The factional dialogue group, Pan Niger Delta Peoples Congress on Thursday said the Chief Edwin Clark-led Pan Niger Delta Forum had lost the mandate to speak for the people of the region.
The PNDPC, therefore, called on PANDEF leaders to stop parading themselves as representing the region in the ongoing negotiation with the Federal Government.
In a statement issued on Thursday by the PNDPC’s Coordinator, Media Affairs, Chief Monday Whiskey, the group noted that Clark, a former Federal Commissioner for Information, and other leaders of PANDEF could no longer represent the people of the Niger Delta in any dialogue.
The group also disassociated itself from the quit notice issued to Yoruba and northerners living in the region as well as the separatist agitation by a coalition of Niger Delta Agitators.
Whiskey stressed that they believed in the Nigerian project.
He said, “We are not opposed to the Clark group – Pan Niger Delta Forum. To be fair to them, they started this current process but there are people who gave them the mandate – the ex-agitators. But somewhere along the line, these ex-agitators discovered that their method of operation was not in tandem with modern day realities.

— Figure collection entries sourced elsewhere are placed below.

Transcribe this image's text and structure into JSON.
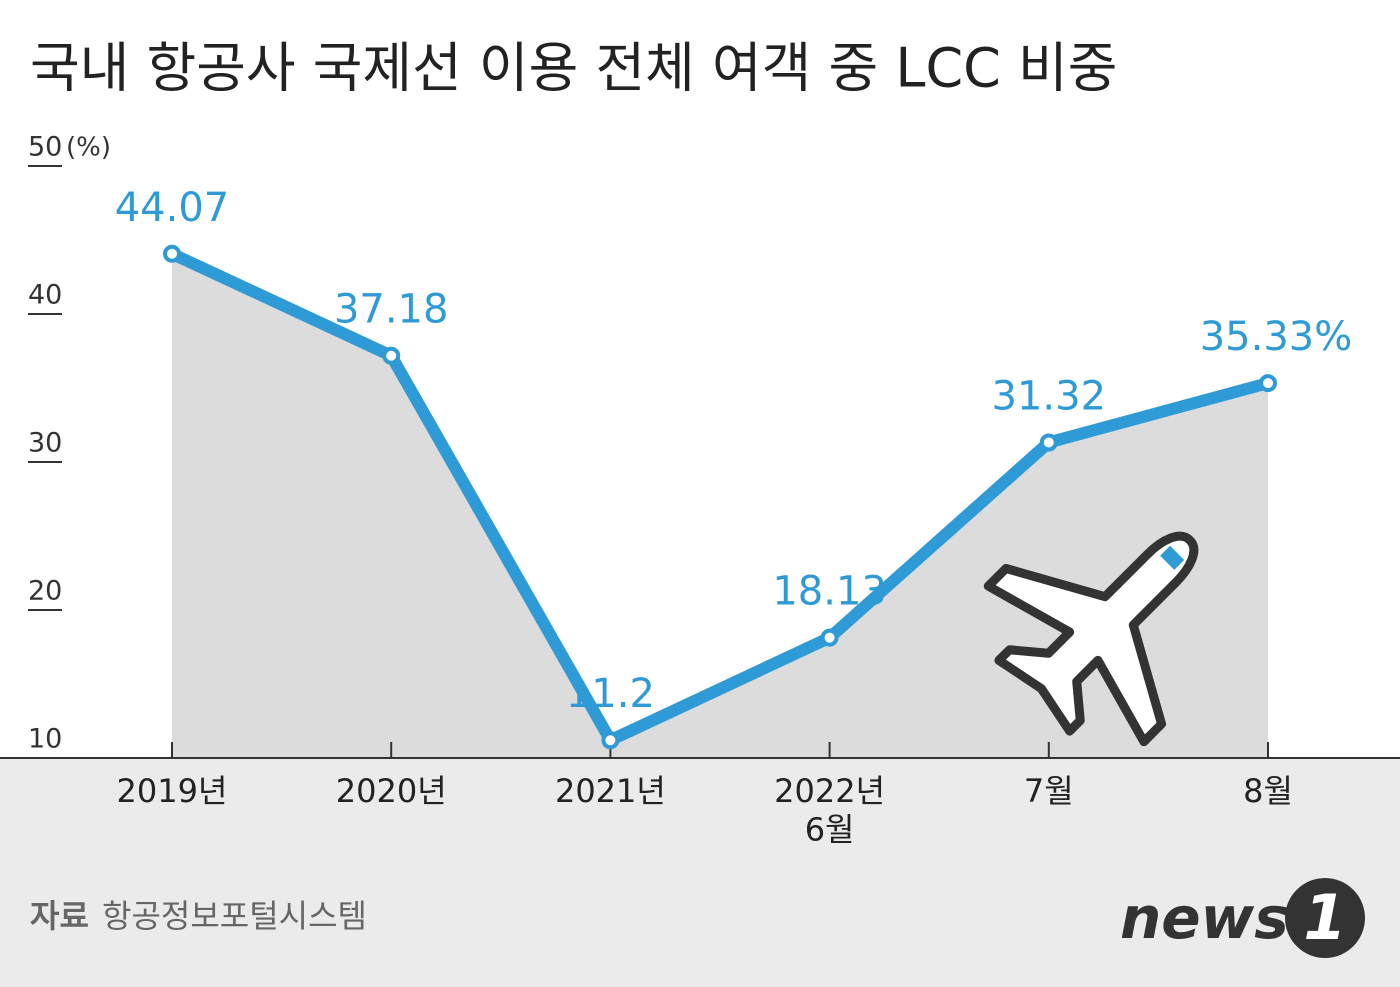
{
  "chart_data": {
    "type": "line",
    "title": "국내 항공사 국제선 이용 전체 여객 중 LCC 비중",
    "y_unit": "(%)",
    "categories": [
      "2019년",
      "2020년",
      "2021년",
      "2022년\n6월",
      "7월",
      "8월"
    ],
    "values": [
      44.07,
      37.18,
      11.2,
      18.13,
      31.32,
      35.33
    ],
    "value_labels": [
      "44.07",
      "37.18",
      "11.2",
      "18.13",
      "31.32",
      "35.33%"
    ],
    "color": "#2e9bd6",
    "area_color": "#dcdcdc",
    "ylim": [
      10,
      50
    ],
    "yticks": [
      10,
      20,
      30,
      40,
      50
    ],
    "source_label": "자료",
    "source": "항공정보포털시스템",
    "logo": {
      "text": "news",
      "mark": "1"
    }
  }
}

“It is these ex-agitators who withdrew the mandate earlier given to PANDEF that gave the same mandate to us in the PNDPC to represent them at this stage of the negotiation. We are not fighting with Chief Edwin Clark because he is our father but when those whom you represent decide to change the pace of the dialogue, you have no choice but to obey those who gave you the mandate.
“The peace process belongs to the people of the Niger Delta; they nominated members of PANDEF in the first place. If they have withdrawn the nomination and given it to another group, of course the new group takes over.
“We are not confronting or fighting anybody or group. Do not forget that most of the leaders of the PNDPC are also members of PANDEF and for anybody to say the two groups are fighting each other over who speaks for the Niger Delta mean such persons lack proper information about the two groups.”
Whiskey added that the PNDPC was poised to expand the 16-Point Agenda submitted by PANDEF to make the document more inclusive of the demands of the people across the oil-rich region.
“Agreed that PANDEF had submitted the 16-Point Agenda but it is left for the Federal Government to implement it or not. Government can only implement whatever you have submitted in a peaceful atmosphere. Government can also decide on the ways it wants to implement it. We are even looking beyond what PANDEF submitted because there are so many demands that were not included in that document. We are looking at the possibility of including more things.
“As far as the Pan Niger Delta Peoples Congress is concerned, we believe that the government will give us a better negotiating opportunity now because we believe in dialogue, we don’t believe in being hostile to the government. We strongly believe that it is only when government has the enabling environment that we can achieve the desired development in the region.”